Lucydalia Baca Castellón
Unos 100 millones de dólares dispondrá hoy el Estado para cubrir las obligaciones de pago de interés y amortización de capital de los Bonos Por Indemnización mejor conocidos como BPI. Desde 1993, estos títulos se entregan en concepto de indemnización a dueños de propiedades confiscadas durante el primer gobierno sandinista en la década de los ochenta.
Se calcula que desde 1993 a la fecha se han emitido y entregado unos 1,300 millones de dólares en BPI que tienen una vigencia de 15 años. En el primer día hábil después del 1 de febrero y 1 de agosto de cada año, los tenedores de estos bonos reciben el pago de la tasa de interés que varía entre el tres y cinco por ciento en dependencia del año que tenga de emitido el título valor.
Además, entre el año 11 y 15 de vigencia de estos bonos, sus dueños reciben en febrero el 20 por ciento correspondiente a la amortización del capital, explica Raúl Amador vicepresidente de Invercasa Puesto de Bolsa.
Según Amador, la necesidad de obtener el efectivo sin tener que esperar los 15 años de vencimiento y el riesgo que implicaba la tenencia física de estos bonos, ocasionó que los tenedores de estos títulos los colocaran en la Bolsa de Valores. Desde 2010 se inició el proceso de transformación de todos los títulos físicos a valores digitalizados y estandarizados a múltiplos de 1,000 dólares, para facilitar su comercialización en la Bolsa.

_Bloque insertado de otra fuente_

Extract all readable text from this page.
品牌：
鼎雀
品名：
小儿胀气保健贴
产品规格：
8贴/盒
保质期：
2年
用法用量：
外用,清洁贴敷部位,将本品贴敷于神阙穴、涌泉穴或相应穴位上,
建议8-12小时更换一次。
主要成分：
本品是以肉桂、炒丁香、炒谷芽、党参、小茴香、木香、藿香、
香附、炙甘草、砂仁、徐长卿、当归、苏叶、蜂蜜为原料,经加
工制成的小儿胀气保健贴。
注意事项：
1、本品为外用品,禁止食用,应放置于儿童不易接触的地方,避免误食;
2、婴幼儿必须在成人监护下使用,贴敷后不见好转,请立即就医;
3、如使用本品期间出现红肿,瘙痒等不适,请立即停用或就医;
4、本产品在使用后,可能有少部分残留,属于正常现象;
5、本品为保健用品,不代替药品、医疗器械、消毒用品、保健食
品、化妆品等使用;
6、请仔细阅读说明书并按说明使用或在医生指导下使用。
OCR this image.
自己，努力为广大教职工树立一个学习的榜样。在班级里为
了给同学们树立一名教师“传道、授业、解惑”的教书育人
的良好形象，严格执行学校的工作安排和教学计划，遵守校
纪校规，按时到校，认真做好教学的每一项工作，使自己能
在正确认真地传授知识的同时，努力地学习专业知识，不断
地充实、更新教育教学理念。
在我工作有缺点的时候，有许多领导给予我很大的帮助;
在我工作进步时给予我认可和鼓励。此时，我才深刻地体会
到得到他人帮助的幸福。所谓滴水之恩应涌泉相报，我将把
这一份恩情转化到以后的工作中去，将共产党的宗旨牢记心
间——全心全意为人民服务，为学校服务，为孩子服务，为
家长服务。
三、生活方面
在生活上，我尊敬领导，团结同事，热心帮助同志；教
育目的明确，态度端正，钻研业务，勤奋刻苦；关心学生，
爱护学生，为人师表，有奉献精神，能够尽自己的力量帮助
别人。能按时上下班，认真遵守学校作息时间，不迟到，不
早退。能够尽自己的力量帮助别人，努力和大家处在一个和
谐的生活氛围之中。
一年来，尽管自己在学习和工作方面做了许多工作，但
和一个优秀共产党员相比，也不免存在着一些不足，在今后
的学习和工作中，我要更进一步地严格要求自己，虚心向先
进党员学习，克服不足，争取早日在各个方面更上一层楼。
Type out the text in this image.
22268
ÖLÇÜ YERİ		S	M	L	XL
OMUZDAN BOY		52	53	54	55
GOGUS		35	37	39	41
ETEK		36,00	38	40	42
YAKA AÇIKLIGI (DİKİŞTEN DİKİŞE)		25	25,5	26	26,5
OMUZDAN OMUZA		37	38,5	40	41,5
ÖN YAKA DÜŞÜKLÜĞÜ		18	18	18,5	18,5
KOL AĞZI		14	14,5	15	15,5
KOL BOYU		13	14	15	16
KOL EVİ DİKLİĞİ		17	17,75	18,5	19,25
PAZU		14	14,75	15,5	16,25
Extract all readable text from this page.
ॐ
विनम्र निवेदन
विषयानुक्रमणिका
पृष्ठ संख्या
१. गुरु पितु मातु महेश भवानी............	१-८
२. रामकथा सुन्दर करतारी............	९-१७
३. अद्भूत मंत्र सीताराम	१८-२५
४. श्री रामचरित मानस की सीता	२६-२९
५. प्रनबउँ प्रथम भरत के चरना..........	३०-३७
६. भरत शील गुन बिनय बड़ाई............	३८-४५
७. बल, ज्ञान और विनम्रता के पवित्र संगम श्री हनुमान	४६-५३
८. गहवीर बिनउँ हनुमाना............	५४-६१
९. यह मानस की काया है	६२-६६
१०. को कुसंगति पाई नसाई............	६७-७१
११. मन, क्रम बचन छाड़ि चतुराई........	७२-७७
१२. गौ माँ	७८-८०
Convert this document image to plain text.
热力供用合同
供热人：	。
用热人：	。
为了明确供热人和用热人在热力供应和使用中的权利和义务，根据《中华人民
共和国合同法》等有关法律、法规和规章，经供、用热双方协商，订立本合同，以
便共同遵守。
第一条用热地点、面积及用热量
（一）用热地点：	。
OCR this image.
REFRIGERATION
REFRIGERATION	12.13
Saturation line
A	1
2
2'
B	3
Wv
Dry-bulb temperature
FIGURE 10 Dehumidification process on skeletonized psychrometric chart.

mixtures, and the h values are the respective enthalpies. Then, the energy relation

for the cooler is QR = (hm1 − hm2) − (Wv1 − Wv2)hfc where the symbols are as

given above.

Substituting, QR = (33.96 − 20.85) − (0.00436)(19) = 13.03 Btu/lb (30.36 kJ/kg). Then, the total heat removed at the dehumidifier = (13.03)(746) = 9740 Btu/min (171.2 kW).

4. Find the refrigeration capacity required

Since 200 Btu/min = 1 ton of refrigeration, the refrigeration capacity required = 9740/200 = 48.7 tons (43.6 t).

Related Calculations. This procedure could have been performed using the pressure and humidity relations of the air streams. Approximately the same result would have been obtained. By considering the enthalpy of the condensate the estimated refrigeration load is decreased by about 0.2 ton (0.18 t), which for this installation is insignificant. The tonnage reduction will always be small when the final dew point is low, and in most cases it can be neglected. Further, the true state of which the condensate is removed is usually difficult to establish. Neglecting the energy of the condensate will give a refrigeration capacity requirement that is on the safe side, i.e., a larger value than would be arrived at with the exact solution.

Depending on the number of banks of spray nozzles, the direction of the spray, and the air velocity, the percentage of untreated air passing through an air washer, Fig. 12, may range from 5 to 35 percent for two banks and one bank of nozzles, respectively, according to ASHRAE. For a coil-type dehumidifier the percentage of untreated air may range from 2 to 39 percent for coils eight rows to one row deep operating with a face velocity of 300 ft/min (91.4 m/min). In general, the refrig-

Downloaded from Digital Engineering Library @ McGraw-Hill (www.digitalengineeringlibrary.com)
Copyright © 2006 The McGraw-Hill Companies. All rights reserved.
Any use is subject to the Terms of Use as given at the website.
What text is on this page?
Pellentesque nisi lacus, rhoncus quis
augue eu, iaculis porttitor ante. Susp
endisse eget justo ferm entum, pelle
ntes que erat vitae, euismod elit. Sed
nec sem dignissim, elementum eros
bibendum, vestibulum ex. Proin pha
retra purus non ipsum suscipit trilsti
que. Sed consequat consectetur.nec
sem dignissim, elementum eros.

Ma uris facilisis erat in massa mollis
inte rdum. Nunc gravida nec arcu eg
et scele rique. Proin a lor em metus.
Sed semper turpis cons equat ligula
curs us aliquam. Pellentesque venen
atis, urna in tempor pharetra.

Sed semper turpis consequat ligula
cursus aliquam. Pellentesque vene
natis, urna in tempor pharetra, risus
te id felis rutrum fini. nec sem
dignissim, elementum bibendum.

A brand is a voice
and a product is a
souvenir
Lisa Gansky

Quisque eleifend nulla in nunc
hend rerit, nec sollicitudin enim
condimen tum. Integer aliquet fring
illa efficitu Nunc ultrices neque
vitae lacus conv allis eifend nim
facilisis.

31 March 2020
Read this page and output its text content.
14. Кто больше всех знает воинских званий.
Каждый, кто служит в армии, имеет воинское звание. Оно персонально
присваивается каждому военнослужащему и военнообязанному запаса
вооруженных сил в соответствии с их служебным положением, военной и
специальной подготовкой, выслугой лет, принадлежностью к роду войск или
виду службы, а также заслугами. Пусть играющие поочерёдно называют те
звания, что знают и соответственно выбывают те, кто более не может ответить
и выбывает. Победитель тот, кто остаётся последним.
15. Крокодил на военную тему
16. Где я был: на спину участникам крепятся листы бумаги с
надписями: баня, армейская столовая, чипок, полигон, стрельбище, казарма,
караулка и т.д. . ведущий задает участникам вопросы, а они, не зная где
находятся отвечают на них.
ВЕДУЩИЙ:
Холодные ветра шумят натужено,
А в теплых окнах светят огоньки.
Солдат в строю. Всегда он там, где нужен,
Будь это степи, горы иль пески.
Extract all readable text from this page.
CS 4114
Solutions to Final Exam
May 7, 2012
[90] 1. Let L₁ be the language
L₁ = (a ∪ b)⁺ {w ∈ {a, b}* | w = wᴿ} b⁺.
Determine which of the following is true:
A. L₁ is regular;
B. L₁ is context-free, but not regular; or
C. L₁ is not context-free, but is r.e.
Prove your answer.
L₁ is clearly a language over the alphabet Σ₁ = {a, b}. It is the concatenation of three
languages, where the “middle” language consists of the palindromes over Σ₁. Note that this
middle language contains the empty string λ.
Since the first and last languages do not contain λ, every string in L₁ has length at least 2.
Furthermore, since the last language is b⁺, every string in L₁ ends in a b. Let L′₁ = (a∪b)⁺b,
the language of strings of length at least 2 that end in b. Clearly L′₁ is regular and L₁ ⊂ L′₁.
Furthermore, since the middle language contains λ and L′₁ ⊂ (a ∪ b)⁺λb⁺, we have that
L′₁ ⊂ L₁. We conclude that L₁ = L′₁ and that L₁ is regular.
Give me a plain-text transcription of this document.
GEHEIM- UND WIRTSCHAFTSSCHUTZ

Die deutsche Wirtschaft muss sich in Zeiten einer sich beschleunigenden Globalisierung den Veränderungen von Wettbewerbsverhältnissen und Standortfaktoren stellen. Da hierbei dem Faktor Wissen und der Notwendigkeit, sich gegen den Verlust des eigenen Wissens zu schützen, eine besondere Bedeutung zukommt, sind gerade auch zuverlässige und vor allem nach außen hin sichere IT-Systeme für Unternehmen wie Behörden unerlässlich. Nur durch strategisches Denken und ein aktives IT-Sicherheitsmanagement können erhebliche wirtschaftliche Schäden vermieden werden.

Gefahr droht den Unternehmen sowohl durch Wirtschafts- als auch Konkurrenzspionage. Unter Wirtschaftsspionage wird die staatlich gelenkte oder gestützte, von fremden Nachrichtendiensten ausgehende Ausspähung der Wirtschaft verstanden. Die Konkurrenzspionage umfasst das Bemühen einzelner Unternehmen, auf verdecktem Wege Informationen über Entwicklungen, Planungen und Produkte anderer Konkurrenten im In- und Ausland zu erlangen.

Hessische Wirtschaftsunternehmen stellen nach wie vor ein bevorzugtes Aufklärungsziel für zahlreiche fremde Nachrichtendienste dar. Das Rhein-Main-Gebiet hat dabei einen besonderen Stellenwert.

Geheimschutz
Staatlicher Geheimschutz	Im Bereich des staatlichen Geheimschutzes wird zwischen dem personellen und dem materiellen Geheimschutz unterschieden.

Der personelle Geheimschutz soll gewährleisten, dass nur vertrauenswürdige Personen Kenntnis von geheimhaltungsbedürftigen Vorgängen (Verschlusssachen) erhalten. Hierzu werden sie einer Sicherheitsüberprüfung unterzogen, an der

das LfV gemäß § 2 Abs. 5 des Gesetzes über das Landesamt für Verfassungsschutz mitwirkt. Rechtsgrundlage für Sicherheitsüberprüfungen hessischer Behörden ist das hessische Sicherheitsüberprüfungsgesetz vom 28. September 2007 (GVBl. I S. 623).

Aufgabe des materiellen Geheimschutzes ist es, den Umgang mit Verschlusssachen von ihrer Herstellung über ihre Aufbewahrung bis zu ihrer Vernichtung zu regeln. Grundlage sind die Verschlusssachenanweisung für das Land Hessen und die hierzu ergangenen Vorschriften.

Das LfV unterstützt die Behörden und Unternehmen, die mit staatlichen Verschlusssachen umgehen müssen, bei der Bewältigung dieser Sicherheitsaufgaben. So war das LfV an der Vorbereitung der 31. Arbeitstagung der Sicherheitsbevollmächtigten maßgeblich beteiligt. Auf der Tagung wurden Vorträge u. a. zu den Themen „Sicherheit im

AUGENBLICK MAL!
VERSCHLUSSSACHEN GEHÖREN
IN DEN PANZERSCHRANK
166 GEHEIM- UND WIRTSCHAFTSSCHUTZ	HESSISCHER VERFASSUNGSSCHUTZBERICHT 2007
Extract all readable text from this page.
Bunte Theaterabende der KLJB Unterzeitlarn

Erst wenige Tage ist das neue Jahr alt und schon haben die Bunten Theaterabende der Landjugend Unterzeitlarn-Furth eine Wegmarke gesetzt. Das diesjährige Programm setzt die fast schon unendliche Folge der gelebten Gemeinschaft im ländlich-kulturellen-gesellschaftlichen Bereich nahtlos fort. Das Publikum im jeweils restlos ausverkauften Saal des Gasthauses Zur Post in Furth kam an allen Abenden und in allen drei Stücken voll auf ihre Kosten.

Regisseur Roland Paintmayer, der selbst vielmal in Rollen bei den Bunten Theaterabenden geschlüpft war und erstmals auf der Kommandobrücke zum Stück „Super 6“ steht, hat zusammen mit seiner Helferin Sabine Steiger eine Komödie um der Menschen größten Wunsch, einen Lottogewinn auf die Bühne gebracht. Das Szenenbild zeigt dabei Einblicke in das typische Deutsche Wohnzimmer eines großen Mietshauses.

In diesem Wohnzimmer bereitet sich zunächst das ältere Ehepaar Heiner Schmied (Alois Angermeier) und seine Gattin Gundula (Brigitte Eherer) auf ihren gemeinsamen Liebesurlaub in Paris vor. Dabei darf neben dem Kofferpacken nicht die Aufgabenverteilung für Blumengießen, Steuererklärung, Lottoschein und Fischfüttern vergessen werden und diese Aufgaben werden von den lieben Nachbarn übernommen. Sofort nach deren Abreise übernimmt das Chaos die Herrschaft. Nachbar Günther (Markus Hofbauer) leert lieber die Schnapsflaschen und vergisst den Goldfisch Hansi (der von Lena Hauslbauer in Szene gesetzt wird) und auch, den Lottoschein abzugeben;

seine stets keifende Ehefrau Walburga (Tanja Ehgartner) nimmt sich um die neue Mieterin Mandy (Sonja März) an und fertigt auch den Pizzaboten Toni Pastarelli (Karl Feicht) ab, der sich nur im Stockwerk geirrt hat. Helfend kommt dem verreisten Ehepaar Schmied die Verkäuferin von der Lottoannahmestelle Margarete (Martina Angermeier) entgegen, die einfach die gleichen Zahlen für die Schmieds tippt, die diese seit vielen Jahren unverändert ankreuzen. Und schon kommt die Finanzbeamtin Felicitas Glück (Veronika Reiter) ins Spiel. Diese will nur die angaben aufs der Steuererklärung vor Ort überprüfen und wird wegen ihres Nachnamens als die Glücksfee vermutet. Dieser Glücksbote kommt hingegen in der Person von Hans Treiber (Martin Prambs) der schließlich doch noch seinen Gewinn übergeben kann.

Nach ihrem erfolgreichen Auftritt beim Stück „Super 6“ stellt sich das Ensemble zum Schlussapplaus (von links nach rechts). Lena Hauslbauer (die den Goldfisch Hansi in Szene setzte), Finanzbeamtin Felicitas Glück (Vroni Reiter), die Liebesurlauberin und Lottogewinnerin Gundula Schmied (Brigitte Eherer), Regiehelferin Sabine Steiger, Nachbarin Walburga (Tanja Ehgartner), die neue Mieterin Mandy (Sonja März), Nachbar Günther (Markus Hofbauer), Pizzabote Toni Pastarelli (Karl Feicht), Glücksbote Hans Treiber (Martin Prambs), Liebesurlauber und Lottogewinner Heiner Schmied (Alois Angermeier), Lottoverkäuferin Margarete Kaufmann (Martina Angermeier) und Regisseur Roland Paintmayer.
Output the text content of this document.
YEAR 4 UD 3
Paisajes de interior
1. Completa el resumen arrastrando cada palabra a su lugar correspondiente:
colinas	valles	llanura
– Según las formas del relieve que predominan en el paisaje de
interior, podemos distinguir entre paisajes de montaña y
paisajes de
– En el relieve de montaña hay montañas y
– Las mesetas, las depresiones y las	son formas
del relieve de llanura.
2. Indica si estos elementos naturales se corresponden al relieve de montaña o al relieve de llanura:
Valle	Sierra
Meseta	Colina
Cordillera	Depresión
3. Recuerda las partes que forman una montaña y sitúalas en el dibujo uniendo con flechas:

“El que antes tenía un BPI de 100,000 dólares, ahora tiene cien de 1,000 y ahora todo el proceso de compra-venta lo hacen los Puestos de Bolsa”, manifiesta el también especialista en mercados internacionales.
Esto también permite que el cobro de capital e interés de los bonos que han pasado por este proceso lo hagan directamente los Puestos de Bolsa. Además, el proceso también facilita el uso de estos documentos como garantía para obtener recursos a corto plazo a través de transacciones bursátiles.